Recombinant Mouse Complement receptor type 2 (Cr2) is produced in a mammalian cell expression system, which appears to ensure proper folding and post-translational modifications. This partial protein spans amino acids 12 to 145 and comes with an N-terminal 6xHis and Myc tag for easier purification and detection. SDS-PAGE verification shows the protein achieves greater than 90% purity, making it suitable for various research applications.
Complement receptor type 2 (CR2) represents an important component of the immune system. It's primarily involved in regulating B cell activation and response, though its full role may be more complex than initially understood. The receptor binds complement component C3d and likely plays a part in immune complex clearance. CR2 appears critical for adaptive immunity, and studying it could provide valuable insights into how immune function and regulation actually work.
Potential Applications
Note: The applications listed below are based on what we know about this protein's biological functions, published research, and experience from experts in the field. However, we haven't fully tested all of these applications ourselves yet. We'd recommend running some preliminary tests first to make sure they work for your specific research goals.
1. Complement Receptor Binding Studies
This recombinant mouse Cr2 fragment (12-145aa) works well in in vitro binding assays for investigating interactions with complement components—especially C3d and iC3b fragments. The N-terminal His-Myc tag makes detection and purification straightforward for surface plasmon resonance, ELISA-based binding assays, or pull-down experiments. Scientists can examine binding kinetics and specificity of this Cr2 domain with different complement fragments. This may help clarify complement receptor function at the molecular level, though some aspects might remain elusive.

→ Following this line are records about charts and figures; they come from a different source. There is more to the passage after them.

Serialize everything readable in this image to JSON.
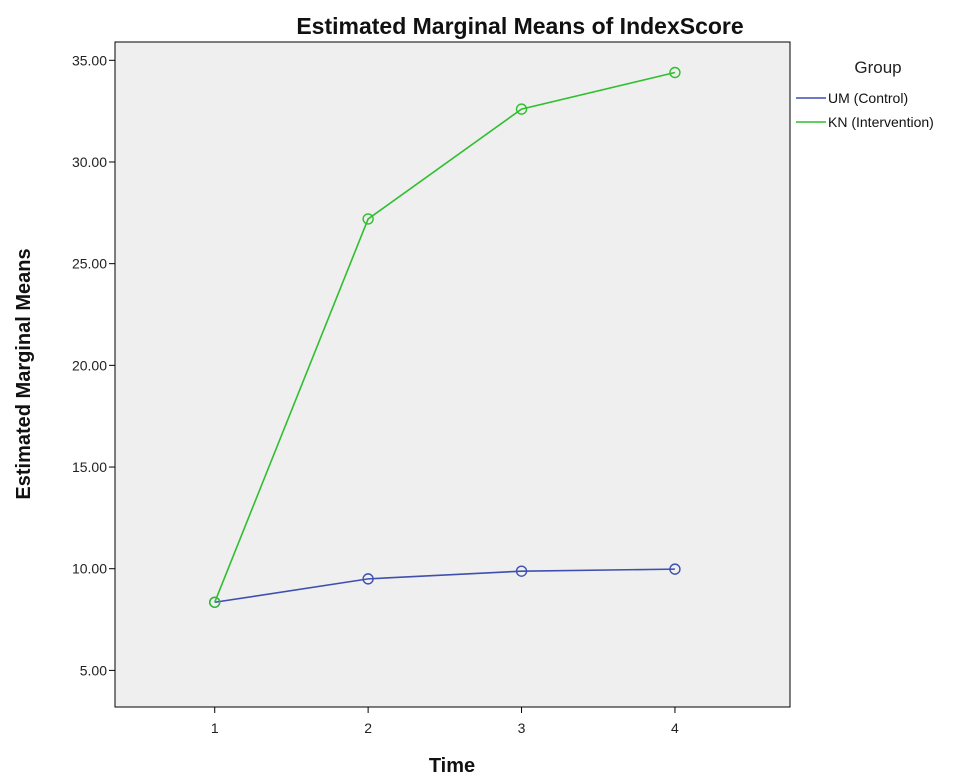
{
  "chart_data": {
    "type": "line",
    "title": "Estimated Marginal Means of IndexScore",
    "xlabel": "Time",
    "ylabel": "Estimated Marginal Means",
    "x": [
      "1",
      "2",
      "3",
      "4"
    ],
    "xlim": [
      0.35,
      4.75
    ],
    "ylim": [
      3.2,
      35.9
    ],
    "yticks": [
      5,
      10,
      15,
      20,
      25,
      30,
      35
    ],
    "ytick_labels": [
      "5.00",
      "10.00",
      "15.00",
      "20.00",
      "25.00",
      "30.00",
      "35.00"
    ],
    "grid": false,
    "plot_background": "#efefef",
    "legend": {
      "title": "Group",
      "position": "right"
    },
    "series": [
      {
        "name": "UM (Control)",
        "color": "#3f4fb0",
        "values": [
          8.35,
          9.5,
          9.88,
          9.98
        ]
      },
      {
        "name": "KN (Intervention)",
        "color": "#2fbf2f",
        "values": [
          8.35,
          27.2,
          32.6,
          34.4
        ]
      }
    ]
  }
}
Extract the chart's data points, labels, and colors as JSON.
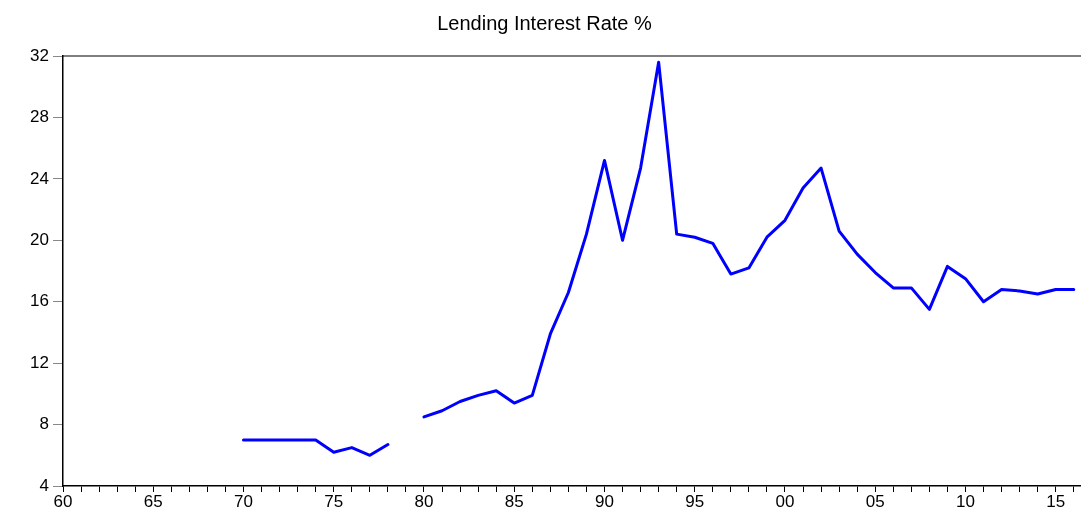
{
  "chart_data": {
    "type": "line",
    "title": "Lending Interest Rate %",
    "x": [
      1970,
      1971,
      1972,
      1973,
      1974,
      1975,
      1976,
      1977,
      1978,
      1979,
      1980,
      1981,
      1982,
      1983,
      1984,
      1985,
      1986,
      1987,
      1988,
      1989,
      1990,
      1991,
      1992,
      1993,
      1994,
      1995,
      1996,
      1997,
      1998,
      1999,
      2000,
      2001,
      2002,
      2003,
      2004,
      2005,
      2006,
      2007,
      2008,
      2009,
      2010,
      2011,
      2012,
      2013,
      2014,
      2015,
      2016
    ],
    "series": [
      {
        "color": "#0000ff",
        "values": [
          7.0,
          7.0,
          7.0,
          7.0,
          7.0,
          6.2,
          6.5,
          6.0,
          6.7,
          null,
          8.5,
          8.9,
          9.5,
          9.9,
          10.2,
          9.4,
          9.9,
          13.9,
          16.6,
          20.4,
          25.2,
          20.0,
          24.7,
          31.6,
          20.4,
          20.2,
          19.8,
          17.8,
          18.2,
          20.2,
          21.3,
          23.4,
          24.7,
          20.6,
          19.1,
          17.9,
          16.9,
          16.9,
          15.5,
          18.3,
          17.5,
          16.0,
          16.8,
          16.7,
          16.5,
          16.8,
          16.8
        ]
      }
    ],
    "xlim": [
      1960,
      2016.4
    ],
    "xticks": [
      {
        "value": 1960,
        "label": "60"
      },
      {
        "value": 1961,
        "label": null
      },
      {
        "value": 1962,
        "label": null
      },
      {
        "value": 1963,
        "label": null
      },
      {
        "value": 1964,
        "label": null
      },
      {
        "value": 1965,
        "label": "65"
      },
      {
        "value": 1966,
        "label": null
      },
      {
        "value": 1967,
        "label": null
      },
      {
        "value": 1968,
        "label": null
      },
      {
        "value": 1969,
        "label": null
      },
      {
        "value": 1970,
        "label": "70"
      },
      {
        "value": 1971,
        "label": null
      },
      {
        "value": 1972,
        "label": null
      },
      {
        "value": 1973,
        "label": null
      },
      {
        "value": 1974,
        "label": null
      },
      {
        "value": 1975,
        "label": "75"
      },
      {
        "value": 1976,
        "label": null
      },
      {
        "value": 1977,
        "label": null
      },
      {
        "value": 1978,
        "label": null
      },
      {
        "value": 1979,
        "label": null
      },
      {
        "value": 1980,
        "label": "80"
      },
      {
        "value": 1981,
        "label": null
      },
      {
        "value": 1982,
        "label": null
      },
      {
        "value": 1983,
        "label": null
      },
      {
        "value": 1984,
        "label": null
      },
      {
        "value": 1985,
        "label": "85"
      },
      {
        "value": 1986,
        "label": null
      },
      {
        "value": 1987,
        "label": null
      },
      {
        "value": 1988,
        "label": null
      },
      {
        "value": 1989,
        "label": null
      },
      {
        "value": 1990,
        "label": "90"
      },
      {
        "value": 1991,
        "label": null
      },
      {
        "value": 1992,
        "label": null
      },
      {
        "value": 1993,
        "label": null
      },
      {
        "value": 1994,
        "label": null
      },
      {
        "value": 1995,
        "label": "95"
      },
      {
        "value": 1996,
        "label": null
      },
      {
        "value": 1997,
        "label": null
      },
      {
        "value": 1998,
        "label": null
      },
      {
        "value": 1999,
        "label": null
      },
      {
        "value": 2000,
        "label": "00"
      },
      {
        "value": 2001,
        "label": null
      },
      {
        "value": 2002,
        "label": null
      },
      {
        "value": 2003,
        "label": null
      },
      {
        "value": 2004,
        "label": null
      },
      {
        "value": 2005,
        "label": "05"
      },
      {
        "value": 2006,
        "label": null
      },
      {
        "value": 2007,
        "label": null
      },
      {
        "value": 2008,
        "label": null
      },
      {
        "value": 2009,
        "label": null
      },
      {
        "value": 2010,
        "label": "10"
      },
      {
        "value": 2011,
        "label": null
      },
      {
        "value": 2012,
        "label": null
      },
      {
        "value": 2013,
        "label": null
      },
      {
        "value": 2014,
        "label": null
      },
      {
        "value": 2015,
        "label": "15"
      },
      {
        "value": 2016,
        "label": null
      }
    ],
    "ylim": [
      4,
      32
    ],
    "yticks": [
      4,
      8,
      12,
      16,
      20,
      24,
      28,
      32
    ],
    "grid": false,
    "legend": false,
    "marker": "none",
    "line_style": "solid"
  }
}
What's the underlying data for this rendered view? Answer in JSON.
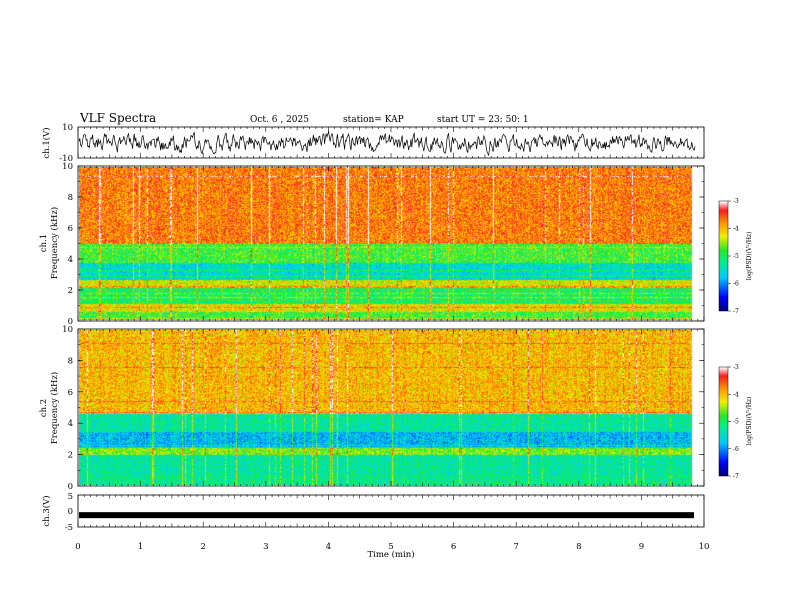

2. Antibody Development and Validation
The high purity (>90%) recombinant Cr2 protein works as an antigen for generating mouse Cr2-specific antibodies in research settings. Its His-Myc tag allows for simple purification and immobilization on different surfaces during immunization protocols or antibody screening assays. Scientists can validate generated antibodies using this recombinant protein in Western blot, ELISA, or immunoprecipitation experiments to confirm specificity and binding affinity—though cross-reactivity issues may still arise.
3. Protein-Protein Interaction Mapping
The tagged recombinant Cr2 fragment can help identify novel protein interaction partners from mouse cell lysates or tissue extracts through pull-down assays. While the His tag allows metal affinity purification, the Myc tag provides an additional detection method for confirming protein presence and integrity throughout experiments. This approach might reveal previously unknown molecular pathways involving complement receptor signaling, although some interactions could be missed depending on experimental conditions.
4. Structural and Biochemical Characterization
This mammalian-expressed Cr2 fragment allows for detailed biochemical analysis including circular dichroism spectroscopy, dynamic light scattering, and analytical ultracentrifugation to study protein folding and stability. The mammalian expression system likely ensures proper post-translational modifications that may be critical for native protein structure. Scientists can investigate the biophysical properties of this specific Cr2 domain and compare them with full-length receptor studies, though some structural features might differ from the native context.
5. Competitive Inhibition Assays
The recombinant Cr2 protein serves as a competitor in cell-based assays studying complement receptor-mediated processes in mouse immune cells. Adding increasing concentrations of this soluble Cr2 fragment to cell culture systems lets researchers investigate how Cr2-ligand interactions affect B cell activation, immune complex processing, or complement-mediated cellular responses. The defined concentration and purity of this recombinant protein enables quantitative analysis of competitive binding effects, though results may vary depending on the specific cell system used.